А Гаичке было тогда все равно, сказал невпопад:
– Футбол – вот это да! Стадион – это вам не корабль!
Матросы даже опешили. Потом по простоте душевной чуть не надавали ему по шее, чтобы не святотатствовал. Но кто-то сказал снисходительно:
– Битие не определяет сознание. Всякому мальку нужно время, чтобы научиться плавать.
В той «дискуссии» Гаичка впервые и услышал слова о корабле, воплощающем в себе и дом, и семью, и Родину. И, подумать только, продекламировал их не кто иной, как Володька Евсеев.
Все даже рты поразевали.
– Неужели сам сочинил?
– Это сочинил писатель Леонид Соболев. Может, слыхали?
– Еще бы!
– То-то, что слыхали. А надо читать.
Крепко уел тогда «стариков» Володька Евсеев. Гаичка даже зауважал его, как, бывало, своего тренера.
– Ну, голова! – сказал восхищенно. – Прямо в ворота! Отличный бы из тебя нападающий вышел.
Но если говорить честно, тогда Гаичка еще не очень понимал этих слов о корабле-доме. А потом они часто вспоминались. И не просто так, а по-хорошему, будто сам сочинил.

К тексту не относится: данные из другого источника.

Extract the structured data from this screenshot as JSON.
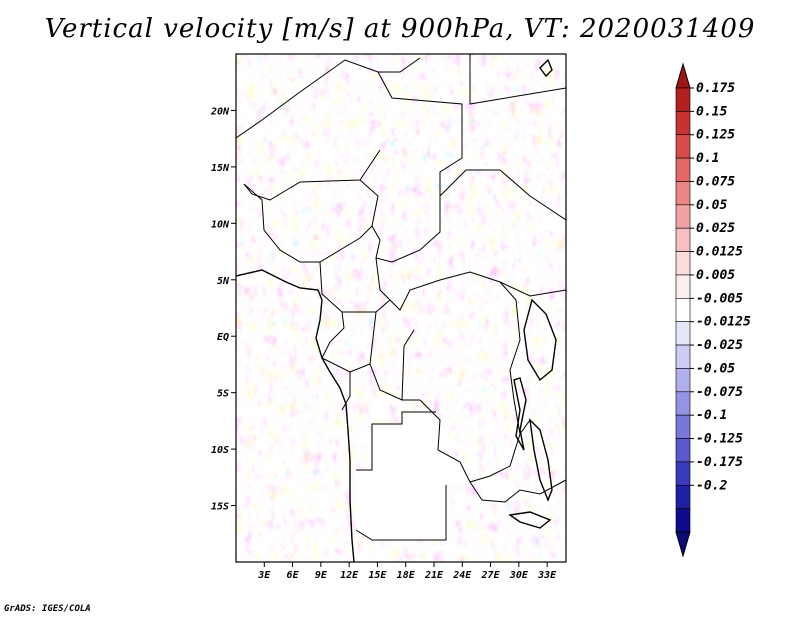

В дальней дали вдруг блеснуло и зачастило короткими всплесками морзянки: тире, три точки, тире – знак начала передачи. Огонек промигал что-то. Гаичка попытался прочесть, но читалось неожиданное: «Я – „Петушок“, я – „Петушок – золотой гребешок“». Недоумевая, он напрягся, чтобы получше разглядеть огонек. И опять ему почудилось невесть что: «Ты не спи, ты не спи, – писал далекий фонарь. – Спать тебе – не дома!»
Смутная тревога ознобом прошла по телу. Гаичка понял, что это во сне, и затряс головой, и пополз из какой-то ямы с ватными, мягкими краями. Должно быть, он пошевелился во сне, потому что заскользил спиной по камню и начал падать. Сразу в грудь клещами вцепилась боль. Гаичка застонал, открыл глаза и увидел желтую луну в просвете туч, желтый огонь костра и высокую фигуру возле, стоявшую в рост.
– Сидеть! – торопливо крикнул Гаичка.
– Иди ты! – выругался нарушитель и, придерживая на весу руку, пошел вдоль полосы прибоя.
Гаичка подскочил, забыв о боли, кинулся на перехват.
– Назад! – хрипло сказал он. – Буду стрелять!
– Много ли у тебя патронов! – усмехнулся нарушитель.
– Вам некуда идти.
– Я и не хочу идти. Я поплыву.
– Разобьет о скалы.
– Все едино. А ну отойди! – Он наклонился и поднял камень.
– Назад! – крикнул Гаичка, отступая к воде. Пятками трудно было нащупывать камни. Он оступился и чуть не упал. Снова оступившись, вдруг почувствовал, как небольшой камень знакомой тяжестью лег на носок ботинка. Еще не отдавая себе отчета, он поддел этот камень и отчаянным рывком ноги, словно бил штрафной, послал его в нарушителя. Удар пришелся по плечу. Нарушитель выронил камень, матерно выругался и снова нагнулся.
Гаичка качнулся от резкой боли, хлынувшей в грудь. Заплясало в глазах отдалившееся пламя костра, затянулось розовой дымкой. Он торопливо сделал несколько шагов назад и почувствовал холод волны, хлестнувшей по ногам.
Те двое, что оставались возле костра, вскочили на ноги, с настороженным вниманием уставились на него.
– Вам некуда бежать! – крикнул Гаичка.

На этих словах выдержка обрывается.